Half Life Episode 1 just released. Doom 3 is still blowing minds and working over GPUs. We got F.E.A.R. release hype. Final Fantasy XII releases next year and the PlayStation 3 is packed to the gills with exotic silicon you can't get anywhere else and a cutting edge optical disc format 10x-ing its predecessor. Far Cry just gave us a glimpse of what the future of FPS games could look like and Crysis trailers are being called out as CGI "there's no way it's possible". KOTOR was making us all wish for an addition to the Star Wars trilogy. Imaging how great that would be.

It seemed the talent dispenser was bursting at the seams in every tech company's HR office. You could point to a dozen studios with visionary men at the helm and the money to make it happen. The hardware side of things was also in a state of rambunctious growth. DirectX 9 was in full stride and 10 was on the horizon with golden bloom spilling all over. PC gaming was about to undergo a period of great simplification and price reduction with cards like the HD4750 and the 260 GTX and Intel and AMD were trading blows with the Core 2 and Phenom II showdown.

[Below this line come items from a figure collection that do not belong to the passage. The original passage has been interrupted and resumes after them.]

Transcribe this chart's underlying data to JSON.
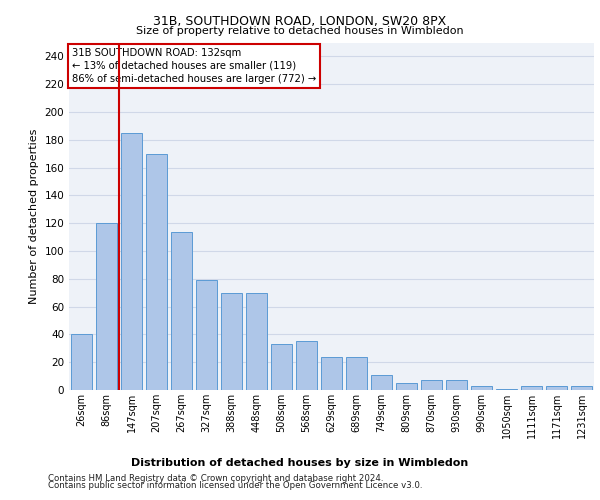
{
  "title1": "31B, SOUTHDOWN ROAD, LONDON, SW20 8PX",
  "title2": "Size of property relative to detached houses in Wimbledon",
  "xlabel": "Distribution of detached houses by size in Wimbledon",
  "ylabel": "Number of detached properties",
  "bar_labels": [
    "26sqm",
    "86sqm",
    "147sqm",
    "207sqm",
    "267sqm",
    "327sqm",
    "388sqm",
    "448sqm",
    "508sqm",
    "568sqm",
    "629sqm",
    "689sqm",
    "749sqm",
    "809sqm",
    "870sqm",
    "930sqm",
    "990sqm",
    "1050sqm",
    "1111sqm",
    "1171sqm",
    "1231sqm"
  ],
  "bar_values": [
    40,
    120,
    185,
    170,
    114,
    79,
    70,
    70,
    33,
    35,
    24,
    24,
    11,
    5,
    7,
    7,
    3,
    1,
    3,
    3,
    3
  ],
  "bar_color": "#aec6e8",
  "bar_edge_color": "#5b9bd5",
  "red_line_index": 2,
  "annotation_text": "31B SOUTHDOWN ROAD: 132sqm\n← 13% of detached houses are smaller (119)\n86% of semi-detached houses are larger (772) →",
  "annotation_box_color": "#ffffff",
  "annotation_box_edge": "#cc0000",
  "red_line_color": "#cc0000",
  "grid_color": "#d0d8e8",
  "background_color": "#eef2f8",
  "fig_background": "#ffffff",
  "ylim": [
    0,
    250
  ],
  "yticks": [
    0,
    20,
    40,
    60,
    80,
    100,
    120,
    140,
    160,
    180,
    200,
    220,
    240
  ],
  "footer1": "Contains HM Land Registry data © Crown copyright and database right 2024.",
  "footer2": "Contains public sector information licensed under the Open Government Licence v3.0."
}
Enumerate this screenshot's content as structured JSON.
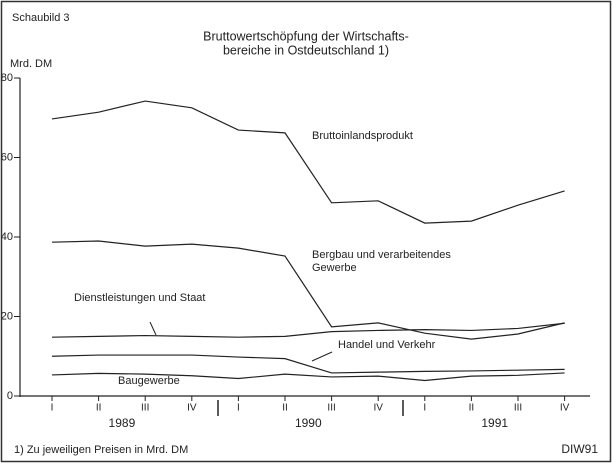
{
  "chart_data": {
    "type": "line",
    "label": "Schaubild 3",
    "title": [
      "Bruttowertschöpfung der Wirtschafts-",
      "bereiche in Ostdeutschland 1)"
    ],
    "y_label": "Mrd. DM",
    "categories": [
      "I",
      "II",
      "III",
      "IV",
      "I",
      "II",
      "III",
      "IV",
      "I",
      "II",
      "III",
      "IV"
    ],
    "years": [
      "1989",
      "1990",
      "1991"
    ],
    "ylim": [
      0,
      80
    ],
    "yticks": [
      0,
      20,
      40,
      60,
      80
    ],
    "grid": false,
    "series": [
      {
        "name": "Bruttoinlandsprodukt",
        "color": "#222222",
        "values": [
          69.7,
          71.4,
          74.2,
          72.5,
          66.9,
          66.2,
          48.6,
          49.1,
          43.5,
          44,
          48,
          51.6
        ]
      },
      {
        "name": "Bergbau und verarbeitendes Gewerbe",
        "color": "#222222",
        "values": [
          38.7,
          39,
          37.7,
          38.2,
          37.2,
          35.2,
          17.4,
          18.4,
          15.8,
          14.3,
          15.6,
          18.4
        ]
      },
      {
        "name": "Dienstleistungen und Staat",
        "color": "#222222",
        "values": [
          14.8,
          15,
          15.2,
          15,
          14.8,
          15,
          16.2,
          16.5,
          16.7,
          16.5,
          17,
          18.3
        ]
      },
      {
        "name": "Handel und Verkehr",
        "color": "#222222",
        "values": [
          10,
          10.3,
          10.3,
          10.3,
          9.8,
          9.4,
          5.8,
          6,
          6.2,
          6.3,
          6.5,
          6.7
        ]
      },
      {
        "name": "Baugewerbe",
        "color": "#222222",
        "values": [
          5.3,
          5.7,
          5.5,
          5.1,
          4.4,
          5.5,
          4.8,
          5,
          3.9,
          5,
          5.2,
          5.8
        ]
      }
    ],
    "footnote": "1) Zu jeweiligen Preisen in Mrd. DM",
    "source": "DIW91"
  }
}
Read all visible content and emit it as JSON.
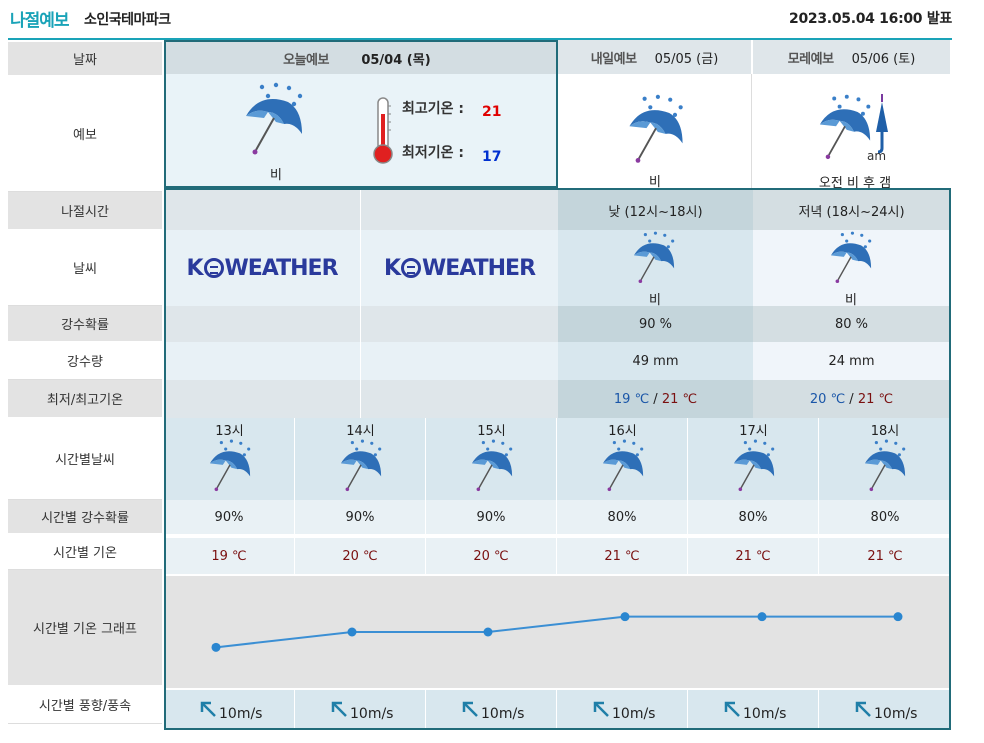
{
  "header": {
    "brand": "나절예보",
    "place": "소인국테마파크",
    "issued": "2023.05.04 16:00 발표"
  },
  "labels": [
    "날짜",
    "예보",
    "나절시간",
    "날씨",
    "강수확률",
    "강수량",
    "최저/최고기온",
    "시간별날씨",
    "시간별 강수확률",
    "시간별 기온",
    "시간별 기온 그래프",
    "시간별 풍향/풍속"
  ],
  "today": {
    "title": "오늘예보",
    "date": "05/04 (목)",
    "weather": "비",
    "max_label": "최고기온 :",
    "max_value": "21",
    "min_label": "최저기온 :",
    "min_value": "17"
  },
  "tomorrow": {
    "title": "내일예보",
    "date": "05/05 (금)",
    "weather": "비"
  },
  "dayafter": {
    "title": "모레예보",
    "date": "05/06 (토)",
    "weather": "오전 비 후 갬",
    "am_tag": "am"
  },
  "logo_text": "K WEATHER",
  "periods": [
    {
      "name": "낮 (12시~18시)",
      "weather": "비",
      "pop": "90 %",
      "rain": "49 mm",
      "tmin": "19 ℃",
      "tmax": "21 ℃"
    },
    {
      "name": "저녁 (18시~24시)",
      "weather": "비",
      "pop": "80 %",
      "rain": "24 mm",
      "tmin": "20 ℃",
      "tmax": "21 ℃"
    }
  ],
  "hourly": [
    {
      "hour": "13시",
      "pop": "90%",
      "temp": "19 ℃",
      "wind": "10m/s"
    },
    {
      "hour": "14시",
      "pop": "90%",
      "temp": "20 ℃",
      "wind": "10m/s"
    },
    {
      "hour": "15시",
      "pop": "90%",
      "temp": "20 ℃",
      "wind": "10m/s"
    },
    {
      "hour": "16시",
      "pop": "80%",
      "temp": "21 ℃",
      "wind": "10m/s"
    },
    {
      "hour": "17시",
      "pop": "80%",
      "temp": "21 ℃",
      "wind": "10m/s"
    },
    {
      "hour": "18시",
      "pop": "80%",
      "temp": "21 ℃",
      "wind": "10m/s"
    }
  ],
  "chart_data": {
    "type": "line",
    "x": [
      "13시",
      "14시",
      "15시",
      "16시",
      "17시",
      "18시"
    ],
    "values": [
      19,
      20,
      20,
      21,
      21,
      21
    ]
  },
  "icons": {
    "weather": "umbrella-rain-icon",
    "thermometer": "thermometer-icon",
    "wind": "wind-arrow-northwest-icon"
  },
  "colors": {
    "accent": "#1aa3b8",
    "line": "#3b8fd4",
    "max_temp": "#e00000",
    "min_temp": "#0030d0"
  }
}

Nintendo was crafting the GameBoy Advance and the avalanche of content and childhoods behind it was immense.

Today I look around and there are plenty of things you can point at, but I think the one that chills me the most is the people. Where are the people? We're dusting off the semi-retired veterans from the era I mentioned above and trying to wring more classics out of them, but where is the next generation? In that snapshot we had iD, Valve, Crytek, UbiPrime, BioWare, Epic, Remedy, Capcom, good EA and dozens more. Sadly this creator drought doesn't seem limited to video games, the movie and TV industry is in a very similar quality desert of disappointing sequels, painful reboots and C-tier super hero moonshots. Even cars are going down a very uncertain path as all these huge companies seem to be crumbling at the same time, and not for lack of customers. The exciting products and value propositions just aren't there.

What is happening to society that is preventing these savants from getting their ideas to the masses? Are they out there but unable us? Or has something happened to prevent them from developing?
You mean the legendary devs, they just don't buy the whole console business idea. Great devs are seriously cautious on when and where they thrive in the industry, they think independently.
 
2005... I think it was pretty good, and fairly important for console gaming as it ushered a new console era of HD, online connectivity and communities.

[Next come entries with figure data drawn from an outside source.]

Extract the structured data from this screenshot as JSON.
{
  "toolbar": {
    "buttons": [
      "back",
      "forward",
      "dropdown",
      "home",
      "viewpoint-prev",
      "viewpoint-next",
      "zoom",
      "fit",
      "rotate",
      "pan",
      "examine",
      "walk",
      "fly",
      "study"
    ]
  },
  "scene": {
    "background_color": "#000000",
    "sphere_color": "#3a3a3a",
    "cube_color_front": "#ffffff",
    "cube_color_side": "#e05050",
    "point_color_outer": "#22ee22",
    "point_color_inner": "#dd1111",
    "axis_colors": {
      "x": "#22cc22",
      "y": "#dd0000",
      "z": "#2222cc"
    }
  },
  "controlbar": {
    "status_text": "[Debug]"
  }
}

In januari I bought a used GC with RE4 for like 100 bucks total. Good times. I still had a PS2 as well. The most important release was GT4, which I played to bits. I remember playing Radiata Stories, SoTC and AC Zero back to back later that year. And the PS2 version of RE4 with the extra chapter.

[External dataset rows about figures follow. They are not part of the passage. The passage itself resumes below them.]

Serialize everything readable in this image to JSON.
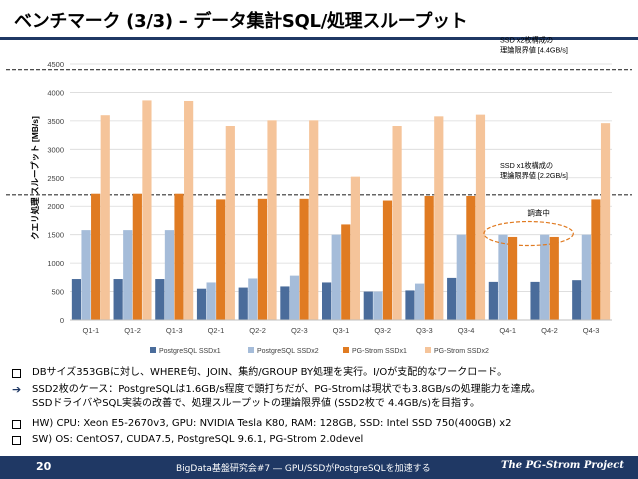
{
  "slide": {
    "title": "ベンチマーク (3/3) – データ集計SQL/処理スループット",
    "page_number": "20",
    "footer_center": "BigData基盤研究会#7 ― GPU/SSDがPostgreSQLを加速する",
    "footer_brand": "The PG-Strom Project"
  },
  "colors": {
    "pg_ssdx1": "#4a6c9b",
    "pg_ssdx2": "#a5bcd9",
    "strom_ssdx1": "#e07b22",
    "strom_ssdx2": "#f5c49a",
    "accent": "#1f3864",
    "annotation": "#e07b22"
  },
  "chart_data": {
    "type": "bar",
    "title": "",
    "xlabel": "",
    "ylabel": "クエリ処理 スループット [MB/s]",
    "ylim": [
      0,
      4500
    ],
    "yticks": [
      0,
      500,
      1000,
      1500,
      2000,
      2500,
      3000,
      3500,
      4000,
      4500
    ],
    "grid": true,
    "legend_position": "bottom",
    "categories": [
      "Q1-1",
      "Q1-2",
      "Q1-3",
      "Q2-1",
      "Q2-2",
      "Q2-3",
      "Q3-1",
      "Q3-2",
      "Q3-3",
      "Q3-4",
      "Q4-1",
      "Q4-2",
      "Q4-3"
    ],
    "series": [
      {
        "name": "PostgreSQL SSDx1",
        "color": "#4a6c9b",
        "values": [
          720,
          720,
          720,
          550,
          570,
          590,
          660,
          500,
          520,
          740,
          670,
          670,
          700
        ]
      },
      {
        "name": "PostgreSQL SSDx2",
        "color": "#a5bcd9",
        "values": [
          1580,
          1580,
          1580,
          660,
          730,
          780,
          1500,
          500,
          640,
          1500,
          1500,
          1500,
          1500
        ]
      },
      {
        "name": "PG-Strom SSDx1",
        "color": "#e07b22",
        "values": [
          2220,
          2220,
          2220,
          2120,
          2130,
          2130,
          1680,
          2100,
          2180,
          2180,
          1460,
          1460,
          2120
        ]
      },
      {
        "name": "PG-Strom SSDx2",
        "color": "#f5c49a",
        "values": [
          3600,
          3860,
          3850,
          3410,
          3510,
          3510,
          2520,
          3410,
          3580,
          3610,
          0,
          0,
          3460
        ]
      }
    ],
    "reference_lines": [
      {
        "value": 4400,
        "label_line1": "SSD x2枚構成の",
        "label_line2": "理論限界値 [4.4GB/s]"
      },
      {
        "value": 2200,
        "label_line1": "SSD x1枚構成の",
        "label_line2": "理論限界値 [2.2GB/s]"
      }
    ],
    "annotation": {
      "label": "調査中",
      "categories": [
        "Q4-1",
        "Q4-2"
      ]
    }
  },
  "bullets": [
    {
      "marker": "square",
      "text": "DBサイズ353GBに対し、WHERE句、JOIN、集約/GROUP BY処理を実行。I/Oが支配的なワークロード。"
    },
    {
      "marker": "arrow",
      "text": "SSD2枚のケース：PostgreSQLは1.6GB/s程度で頭打ちだが、PG-Stromは現状でも3.8GB/sの処理能力を達成。"
    },
    {
      "marker": "none",
      "text": "SSDドライバやSQL実装の改善で、処理スループットの理論限界値 (SSD2枚で 4.4GB/s)を目指す。"
    },
    {
      "marker": "square",
      "text": "HW) CPU: Xeon E5-2670v3, GPU: NVIDIA Tesla K80, RAM: 128GB, SSD: Intel SSD 750(400GB) x2"
    },
    {
      "marker": "square",
      "text": "SW) OS: CentOS7, CUDA7.5, PostgreSQL 9.6.1, PG-Strom 2.0devel"
    }
  ]
}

The 360 launched, and with it the push to HD televisions and online gaming on consoles. This is why it was kind of an important shift. I gradually lost interest in the PS2 after this 2005 wave of games. My friend persuaded me to buy a 360 but I didn't want it yet. But I think after playing Dragon Quest VIII somewhere early 2006 I jumped in a and bought a 360 as well. FFXII was on the horizon, but I didn't enjoy the demo. I sold my PS2 and games.

This era was just before Facebook and Youtube made their mark on society, and candybar phones were still the norm. In hindsight a better time.

I think the main problem nowadays is the stress of choice. There is a sea of content available, everyone wants to sub you and FOMO is sparked by socials. No wonder the new generation often can't cope.